# Why an equal-weight average in change point detection?

Hello, I am reading 8.2 Change point models | Stan User’s Guide (mc-stan.org) and confused by this part: “Posterior distribution of the discrete change point”. There it says

   p(s∣D)∝q(s∣D)=1/M∑exp(lp[m,s]).


But why every draw has an equal weight 1/M? Why not this:

  p(s|D) = ∑p(s|e, l, D)p(e, l | D) for all parameters e and l?


Thanks,
Hongbo

This is right, but marginalizing over e and l yields the first expression in your post.

This is how inference from MCMC samples works in general. For example, if we want to estimate the mean of a posterior distribution from a set of MCMC samples, we take the mean of the samples with equal weighting.
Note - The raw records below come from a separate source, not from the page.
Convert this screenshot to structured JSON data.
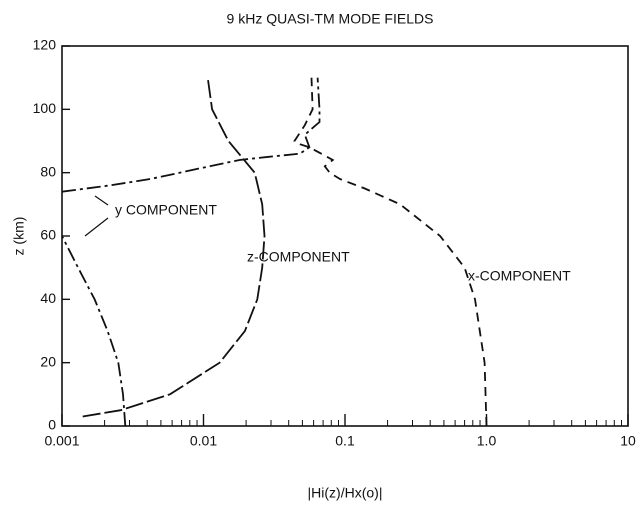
{
  "chart_data": {
    "type": "line",
    "title": "9 kHz QUASI-TM MODE FIELDS",
    "xlabel": "|Hi(z)/Hx(o)|",
    "ylabel": "z (km)",
    "xscale": "log",
    "xlim": [
      0.001,
      10
    ],
    "ylim": [
      0,
      120
    ],
    "xticks": [
      0.001,
      0.01,
      0.1,
      {
        "value": 1,
        "label": "1.0"
      },
      10
    ],
    "yticks": [
      0,
      20,
      40,
      60,
      80,
      100,
      120
    ],
    "series": [
      {
        "name": "x-COMPONENT",
        "color": "#111111",
        "dash": "9 6",
        "x": [
          1.0,
          0.97,
          0.83,
          0.7,
          0.47,
          0.245,
          0.138,
          0.092,
          0.078,
          0.072,
          0.082,
          0.068,
          0.056,
          0.048,
          0.044,
          0.052,
          0.059,
          0.058
        ],
        "y": [
          0,
          20,
          40,
          50,
          60,
          70,
          75,
          78,
          80,
          82,
          84,
          86,
          88,
          89,
          90,
          95,
          100,
          110
        ]
      },
      {
        "name": "z-COMPONENT",
        "color": "#111111",
        "dash": "18 4",
        "x": [
          0.0014,
          0.0026,
          0.0058,
          0.013,
          0.0196,
          0.024,
          0.026,
          0.027,
          0.026,
          0.023,
          0.015,
          0.0115,
          0.0107
        ],
        "y": [
          3,
          5,
          10,
          20,
          30,
          40,
          50,
          60,
          70,
          80,
          90,
          100,
          110
        ]
      },
      {
        "name": "y COMPONENT",
        "color": "#111111",
        "dash": "14 4 3 4",
        "x": [
          0.0028,
          0.0027,
          0.0025,
          0.0021,
          0.0017,
          0.0013,
          0.001,
          null,
          0.001,
          0.0022,
          0.0042,
          0.0068,
          0.011,
          0.018,
          0.029,
          0.048,
          0.056,
          0.052,
          0.066,
          0.066,
          0.064
        ],
        "y": [
          0,
          10,
          20,
          30,
          40,
          50,
          60,
          null,
          74,
          76,
          78,
          80,
          82,
          84,
          85,
          86,
          88,
          92,
          96,
          100,
          110
        ]
      }
    ]
  }
}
Thanks! The problem might be that p(e,l | D) computed by mcmc is not a true distribution, as it doesn’t sum to 1. So p(e,l | D) cannot be used for integration. But I still don’t quite understand why 1/M is used. Maybe it’s an approximation?

1/M is how you take an average across draws

Edit: an important point here is that if we have a bunch of iteration-wise probabilities of a single binary outcome (i.e. a posterior distribution for the probability), then we can summarize these to a single posterior probability of the binary outcome by taking the (arithmetic) mean of the posterior.

Thanks!

Found that the Stan user manual has a later section explaining the math behind: 8.5 The mathematics of recovering marginalized parameters | Stan User’s Guide (mc-stan.org).

For this specific Change Point Dection model in 8.2 Change point models | Stan User’s Guide (mc-stan.org), based on Section 8.5, I think we can reason as follows:

\Pr[S = s\mid D] = \mathbb{E}[I(S = s) \mid D] where I(S = s) is the indicator function, which equals 1 only when S = s

= \mathbb{E}[\mathbb{E}[I(S = s) \mid D, e, l]] by the law of iterated expections

= \mathbb{E}[\Pr(S=s \mid D, e, l)]

=\mathbb{E}[\frac{\Pr(S=s, D\mid e, l)}{\Pr(D\mid e, l)}]

=\frac{1}{M}\sum_{m}\frac{\Pr(S=s, D\mid e, l)}{\Pr(D\mid e, l)}

Here M is the number of the parameters (e, l) sampled by MCMC. These parameters, however, are not independent because MCMC uses Markov Chain to go from one parameter to another. To use the above estimation, the assumption is that M is big enough, so that the law of large numbers ensures that the average is close to the true mean.

Hopefully this understanding is correct and help clarify things up.